MGNE Members Tour: Corita Kent and the Language of Pop at the Harvard Art Museums on Saturday, December 5th at 11am
- Members: $5.00*
- Non-Members: $10.00*
- Students: Free
*Tours include admission to the Harvard Art Museums. The registration fee is tax deductible and non-refundable. All proceeds go towards subsidizing student membership at MGNE. Space is limited to 20 members.
Join us at the Harvard Art Museums on Saturday, December 5th at 11am for a special tour of the exhibition Corita Kent and the Language of Pop. MGNE President Rebecca Torres will offer insight into the exhibition and lead members in taking a closer look at Corita Kent’s prints.
Famous for designing the image for the 1985 U.S. Postal Service stamp, “Love”— as well as Boston’s iconic Pop landmark “Rainbow Swash,” which covers the 150-foot Boston Gas tank located alongside I-93 south in Dorchester, Massachusetts — Sister Mary Corita Kent juxtaposed spiritual, pop cultural, literary, and political writings alongside symbols of consumer culture and modern life in order to create bold images and prints during the 1960s. Kent is often seen as a curiosity or an anomaly in the pop art movement. However, this exhibition examines Kent’s screenprints to reposition Kent and her work within the pop art idiom, showing how she is an innovative contemporary of Andy Warhol, Edward Ruscha, Roy Lichtenstein, Jim Dine, Robert Indiana, and other pop art icons.

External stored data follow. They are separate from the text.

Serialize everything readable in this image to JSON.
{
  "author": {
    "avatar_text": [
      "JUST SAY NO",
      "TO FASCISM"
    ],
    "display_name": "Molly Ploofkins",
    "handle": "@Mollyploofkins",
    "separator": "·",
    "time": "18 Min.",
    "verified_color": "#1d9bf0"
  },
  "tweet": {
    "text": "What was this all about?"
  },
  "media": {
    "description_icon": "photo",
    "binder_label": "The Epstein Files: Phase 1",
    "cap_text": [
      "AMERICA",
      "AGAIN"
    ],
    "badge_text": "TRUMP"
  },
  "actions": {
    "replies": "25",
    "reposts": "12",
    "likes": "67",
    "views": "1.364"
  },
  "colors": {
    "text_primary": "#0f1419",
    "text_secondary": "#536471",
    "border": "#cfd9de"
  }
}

REGISTER TODAY to join MGNE Members on this unique exhibition tour to examine Corita Kent’s printing process of creating her iconic bold, colorful works on Pellon. For example, in her 1967 work handle with care, Kent layered slogans—including words from a button and from a Chevrolet ad (“See the man who can save you the most”)—so that reading them “becomes an act of mental and physical calisthenics, that calls for slow rigorous scrutiny,” says curator Susan Dackerman. Kent also began experimenting with fluorescent inks, likely inspired by the color experimentation and theories of fellow artist Josef Albers. Albers screenprint of layered squares, Wide Light; Tenuous; Full (1962) also appears in the exhibition.